DO’s & DON'Ts to safeguard Zoom meetings

Below is the list of best practices of the do’s and don’ts to safeguard your Zoom meetings.

Scheduling: The Do’s

• DO keep meeting passwords on.

  • Meeting passwords are randomly generated for scheduled meetings using automatic meeting IDs.

• DO use automatically-generated meeting IDs.

  • When scheduling a meeting, you should set the "Meeting ID" to "Generate Automatically."

• DO keep meeting links private if your meeting is private.

  • Share links only where necessary and avoid anywhere that’s accessible to the public. Just keep it to the group of people you’re sure you want to be there.

• DO control who you distribute classroom meeting invite links to.

  • If your link isn't published on the public internet and your meeting is password-protected, outside harassers will have a difficult time joining your meeting. Using the Canvas LTI integration to schedule your Zoom class sessions is the best way to ensure your course links are only distributed to your students.

• DO verify your Google Calendar sharing.

  • Google allows very broad calendar sharing capabilities, possibly more public than is always appropriate. To avoid leaking Zoom links and passwords, set “Make available for SJSU” and/or “Make available to public” to See only free/busy (hide details). This will keep the details of your calendar private.

    If you need to share more information to selected people, then set “See all event details” to only specific SJSU people and groups. For more information, see Google’s “Share your calendar” support page.

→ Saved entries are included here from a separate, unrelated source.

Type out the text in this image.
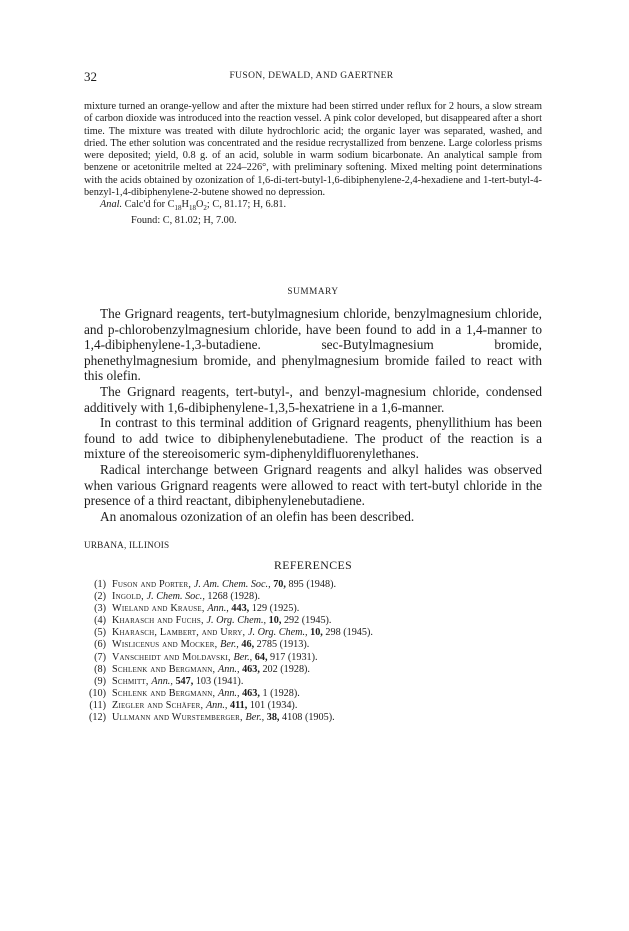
32	FUSON, DEWALD, AND GAERTNER

mixture turned an orange-yellow and after the mixture had been stirred under reflux for 2 hours, a slow stream of carbon dioxide was introduced into the reaction vessel. A pink color developed, but disappeared after a short time. The mixture was treated with dilute hydrochloric acid; the organic layer was separated, washed, and dried. The ether solution was concentrated and the residue recrystallized from benzene. Large colorless prisms were deposited; yield, 0.8 g. of an acid, soluble in warm sodium bicarbonate. An analytical sample from benzene or acetonitrile melted at 224–226°, with preliminary softening. Mixed melting point determinations with the acids obtained by ozonization of 1,6-di-tert-butyl-1,6-dibiphenylene-2,4-hexadiene and 1-tert-butyl-4-benzyl-1,4-dibiphenylene-2-butene showed no depression.

Anal. Calc'd for $C_{18}H_{18}O_2$; C, 81.17; H, 6.81.

Found: C, 81.02; H, 7.00.

SUMMARY

The Grignard reagents, tert-butylmagnesium chloride, benzylmagnesium chloride, and p-chlorobenzylmagnesium chloride, have been found to add in a 1,4-manner to 1,4-dibiphenylene-1,3-butadiene. sec-Butylmagnesium bromide, phenethylmagnesium bromide, and phenylmagnesium bromide failed to react with this olefin.

The Grignard reagents, tert-butyl-, and benzyl-magnesium chloride, condensed additively with 1,6-dibiphenylene-1,3,5-hexatriene in a 1,6-manner.

In contrast to this terminal addition of Grignard reagents, phenyllithium has been found to add twice to dibiphenylenebutadiene. The product of the reaction is a mixture of the stereoisomeric sym-diphenyldifluorenylethanes.

Radical interchange between Grignard reagents and alkyl halides was observed when various Grignard reagents were allowed to react with tert-butyl chloride in the presence of a third reactant, dibiphenylenebutadiene.

An anomalous ozonization of an olefin has been described.

URBANA, ILLINOIS
REFERENCES
(1) Fuson and Porter, J. Am. Chem. Soc., 70, 895 (1948).
(2) Ingold, J. Chem. Soc., 1268 (1928).
(3) Wieland and Krause, Ann., 443, 129 (1925).
(4) Kharasch and Fuchs, J. Org. Chem., 10, 292 (1945).
(5) Kharasch, Lambert, and Urry, J. Org. Chem., 10, 298 (1945).
(6) Wislicenus and Mocker, Ber., 46, 2785 (1913).
(7) Vanscheidt and Moldavski, Ber., 64, 917 (1931).
(8) Schlenk and Bergmann, Ann., 463, 202 (1928).
(9) Schmitt, Ann., 547, 103 (1941).
(10) Schlenk and Bergmann, Ann., 463, 1 (1928).
(11) Ziegler and Schäfer, Ann., 411, 101 (1934).
(12) Ullmann and Wurstemberger, Ber., 38, 4108 (1905).
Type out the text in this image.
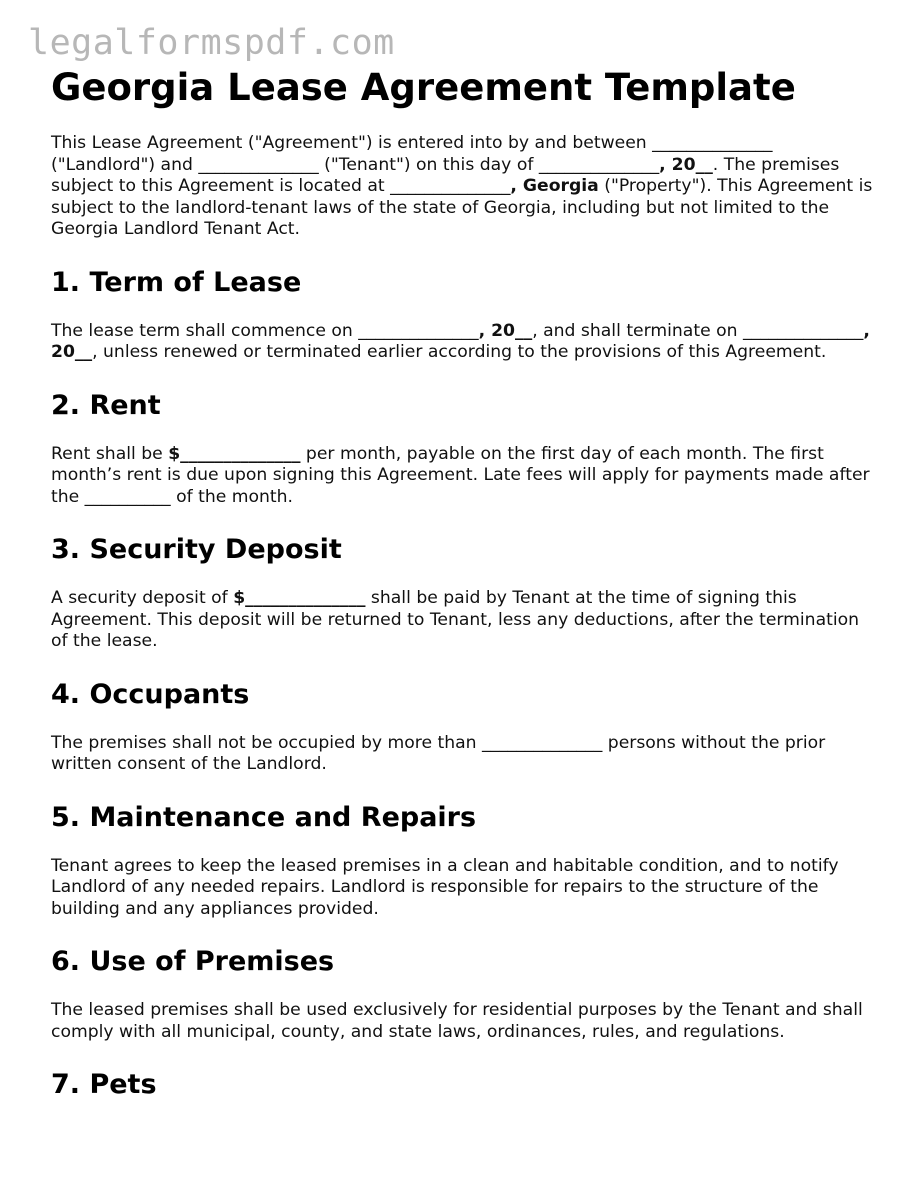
legalformspdf.com
Georgia Lease Agreement Template

This Lease Agreement ("Agreement") is entered into by and between ______________ ("Landlord") and ______________ ("Tenant") on this day of ______________, 20__. The premises subject to this Agreement is located at ______________, Georgia ("Property"). This Agreement is subject to the landlord-tenant laws of the state of Georgia, including but not limited to the Georgia Landlord Tenant Act.

1. Term of Lease

The lease term shall commence on ______________, 20__, and shall terminate on ______________, 20__, unless renewed or terminated earlier according to the provisions of this Agreement.

2. Rent

Rent shall be $______________ per month, payable on the first day of each month. The first month’s rent is due upon signing this Agreement. Late fees will apply for payments made after the __________ of the month.

3. Security Deposit

A security deposit of $______________ shall be paid by Tenant at the time of signing this Agreement. This deposit will be returned to Tenant, less any deductions, after the termination of the lease.

4. Occupants

The premises shall not be occupied by more than ______________ persons without the prior written consent of the Landlord.

5. Maintenance and Repairs

Tenant agrees to keep the leased premises in a clean and habitable condition, and to notify Landlord of any needed repairs. Landlord is responsible for repairs to the structure of the building and any appliances provided.

6. Use of Premises

The leased premises shall be used exclusively for residential purposes by the Tenant and shall comply with all municipal, county, and state laws, ordinances, rules, and regulations.

7. Pets
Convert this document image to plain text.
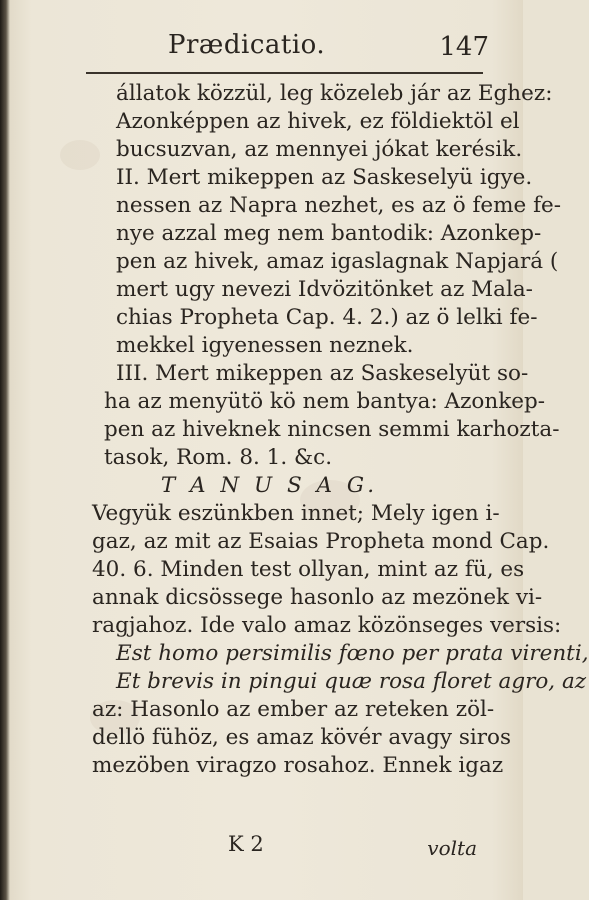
Prædicatio.	147
állatok közzül, leg közeleb jár az Eghez:
Azonképpen az hivek, ez földiektöl el
bucsuzvan, az mennyei jókat kerésik.
II. Mert mikeppen az Saskeselyü igye.
nessen az Napra nezhet, es az ö feme fe-
nye azzal meg nem bantodik: Azonkep-
pen az hivek, amaz igaslagnak Napjará (
mert ugy nevezi Idvözitönket az Mala-
chias Propheta Cap. 4. 2.) az ö lelki fe-
mekkel igyenessen neznek.
III. Mert mikeppen az Saskeselyüt so-
ha az menyütö kö nem bantya: Azonkep-
pen az hiveknek nincsen semmi karhozta-
tasok, Rom. 8. 1. &c.
T A N U S A G.
Vegyük eszünkben innet; Mely igen i-
gaz, az mit az Esaias Propheta mond Cap.
40. 6. Minden test ollyan, mint az fü, es
annak dicsössege hasonlo az mezönek vi-
ragjahoz. Ide valo amaz közönseges versis:
Est homo persimilis fœno per prata virenti,
Et brevis in pingui quæ rosa floret agro, az
az: Hasonlo az ember az reteken zöl-
dellö fühöz, es amaz kövér avagy siros
mezöben viragzo rosahoz. Ennek igaz
K 2	volta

• DO set your meeting to mute new people on entry if you’re running a large class or meeting.

  • Have your co-hosts monitor for the "raised hand" gesture icon, and un-mute people when it's their turn to speak. Don't allow them to un-mute themselves. 

• DO enable registration if you’re running a public meeting or event.

  • If you have to publish your “join meeting” link publicly, registration will allow you to review the people who are planning to attend.

• DO enable the waiting room if you’re running a public event or a large class.

  • Your waiting room can help you verify the people attending

• DO enable "Authentication Exception"

  • If you are scheduling a Zoom meeting or class, and are inviting outside (non-SJSU) participants, you now have the option to enable authentication for SJSU accounts, and provide exceptions for your external attendees.

    When scheduling (or editing) your meeting at https://sjsu.zoom.us/meeting you will now see an "Authentication Exception" option.

    

    After clicking "add" you will be able to add outside attendees who will get an individualized custom join link that allows them to bypass authentication.

    

    Please start using this feature for your meetings and classes to prevent Zoom Bombing.

Hosting: The Do’s

• DO use your waiting room to welcome attendees if you have enabled it.

  • A waiting room puts each of your meeting attendees into an individual space where they can test their microphones and cameras. When you start your meeting or class, you have the option to release all people from the waiting rooms, or individually welcome them. Individually welcoming attendees is a great way to handle “roll call” for your class.

• DO disable annotation in your meeting.
  • If you are not going to use the annotation feature to allow your participants to mark up screen sharing and shared whiteboards, disable annotation tools in your meeting. Annotation is a popular tool for harassers.
• DO consider locking your meeting or class after everyone has joined.
  • When a meeting is locked, no one new can join. Learn how on the Securing Zoom Meetings at SJSU page.
• DO become familiar with the security options on the toolbar.
  • Meeting hosts have a Security icon on the toolbar for quick access to essential in-meeting security controls.
• DO use the “On hold” and “Remove” features when necessary.

  • “On Hold” can be used to stop a participant from sharing their video and speaking to a class. This is a good tool for stopping a momentary disruption.

    “Remove” can be used to eject a participant who has been repeatedly disruptive.

The Don'ts

• DON'T use your Zoom Personal Meeting ID (PMI).

  • Your Personal Meeting ID does not change. This makes it easy for people you haven’t invited to attempt to find and join your personal meeting.

    Your Personal Meeting ID password is not automatically generated, and does not change unless you change it. This makes it easy for people who have joined your personal meeting before to join your new personal meetings.

    When scheduling a meeting, you should set the "Meeting ID" section to set "Generate Automatically."

• DON’T host alone if you’re running a large meeting or class.

  • Hosting solo when there are dozens of participants in your meeting can distract you from your teaching or chairing duties. Co-hosts can help you monitor your participants and manage the flow of your class or meeting.

    Recruit co-workers to help you co-host your meetings.

    eCampus resources are available to help instructors who are hosting classes. Contact eCampus for information about the availability of student assistants who can help you co-host your class.

    If you have scheduled co-hosts, promote them and grant them co-hosting rights immediately after starting your class or meeting.

• DON’T enable Screen Sharing unless necessary

  • For education users, the screen sharing settings are defaulted to allow only the host to share a screen. This prevents attendees from sharing unwanted or distracting content. To allow your attendees to share content, you can adjust this setting or toggle in-meeting sharing in the Security icon.